Good password practices state that it is a good idea to change your password regularly. Unfortunately, very few users follow these practices, and the most common reason for changing your password is forgetting it.
However, it is a good idea to design this page so that it is easy to understand.
It is important that the user does not experience difficulties on the way to changing their password, as this leads to nerves and frustrations that can be associated with your brand.
Steps
Step 1: Place the link near the password field
If you have ever had to change your password, you have probably noticed that the button directing users to the password change page is always near the field where the user enters their password. This is because it makes it easier for the user to access the function they need.
Even if you choose to have a separate page for changing the password somewhere in the menu or in another place you think is appropriate (for example, in the user’s profile), consider it mandatory to place a link to reset the password near the field for entering it.
Design the link in an obvious way. The user should easily find the link and know, even without reading the so-called anchor text, that this is a link and can click it.
Step 2: Request data
In general, an email address is used to reset the password. This is because most registrations are done with email. In case you are building/maintaining another type of application that is subject to regulations and/or you need more information during registration, you will obviously need to request this data.

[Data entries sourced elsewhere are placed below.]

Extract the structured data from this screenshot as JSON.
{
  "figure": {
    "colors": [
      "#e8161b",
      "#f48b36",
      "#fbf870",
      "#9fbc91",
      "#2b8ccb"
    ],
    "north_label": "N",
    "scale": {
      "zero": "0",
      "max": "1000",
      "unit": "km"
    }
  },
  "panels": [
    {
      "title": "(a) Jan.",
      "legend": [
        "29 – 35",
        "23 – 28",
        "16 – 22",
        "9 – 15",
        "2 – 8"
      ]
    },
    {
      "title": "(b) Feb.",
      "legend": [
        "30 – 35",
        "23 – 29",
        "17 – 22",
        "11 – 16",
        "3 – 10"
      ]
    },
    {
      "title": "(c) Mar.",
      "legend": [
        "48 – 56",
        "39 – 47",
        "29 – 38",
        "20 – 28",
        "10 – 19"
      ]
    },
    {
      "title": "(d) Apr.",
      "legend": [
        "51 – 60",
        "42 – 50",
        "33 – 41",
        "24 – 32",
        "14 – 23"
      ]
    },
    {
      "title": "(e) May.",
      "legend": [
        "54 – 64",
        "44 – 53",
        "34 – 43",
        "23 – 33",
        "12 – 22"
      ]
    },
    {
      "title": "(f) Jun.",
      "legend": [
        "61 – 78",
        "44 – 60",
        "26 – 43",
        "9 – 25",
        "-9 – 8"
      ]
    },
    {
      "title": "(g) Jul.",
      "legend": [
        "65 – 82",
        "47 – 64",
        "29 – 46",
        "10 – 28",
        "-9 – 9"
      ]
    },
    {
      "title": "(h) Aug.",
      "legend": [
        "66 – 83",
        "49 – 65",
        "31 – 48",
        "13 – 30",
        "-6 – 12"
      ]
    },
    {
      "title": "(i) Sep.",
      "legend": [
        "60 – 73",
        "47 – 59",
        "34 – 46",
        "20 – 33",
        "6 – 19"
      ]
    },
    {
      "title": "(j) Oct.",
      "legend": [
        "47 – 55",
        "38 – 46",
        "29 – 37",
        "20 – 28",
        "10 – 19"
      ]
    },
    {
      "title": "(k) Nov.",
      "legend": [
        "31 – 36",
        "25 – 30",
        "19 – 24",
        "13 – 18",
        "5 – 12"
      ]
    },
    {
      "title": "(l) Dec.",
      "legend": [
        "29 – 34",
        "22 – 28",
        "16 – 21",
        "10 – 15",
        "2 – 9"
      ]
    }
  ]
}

Usually, upon entering this data, the user receives a link to reset the password to the email address specified in the account.
NB! If the user has already entered their email in an attempt to log in to their account, but has not succeeded due to forgetting their password, you could help them by automatically transferring the entered address from one form (for login), to the one for resetting the password.
Step 3: Show that the information has been sent
After the user has entered their data and pressed the reset password button, it is good practice to show them that the request has been accepted, and perhaps indicate what their next steps are.
In case the contact you require for registration (or the user’s preferred) is email, send an email in which you indicate a password reset link if this happens automatically. If it is not automatic, explain to the user what they should do or expect to achieve the desired result.
On the other hand, if a phone number is used – send an SMS in which you provide a code or link that should be opened. Again, if you have a more specific structure for the password reset, explain what comes next.
Step 4: The sent message
In this message, as mentioned above, you should send information about the next steps. Of course, you could also directly send a link to reset the password.
Step 5: Reset the password
Regardless of whether you sent a link or a verification code, the next step should be to clear the text field for the user to enter their new password.
Step 6: Password reset successfully
Once the password has been reset, indicate to the user that the operation was completed successfully and direct them to the login page.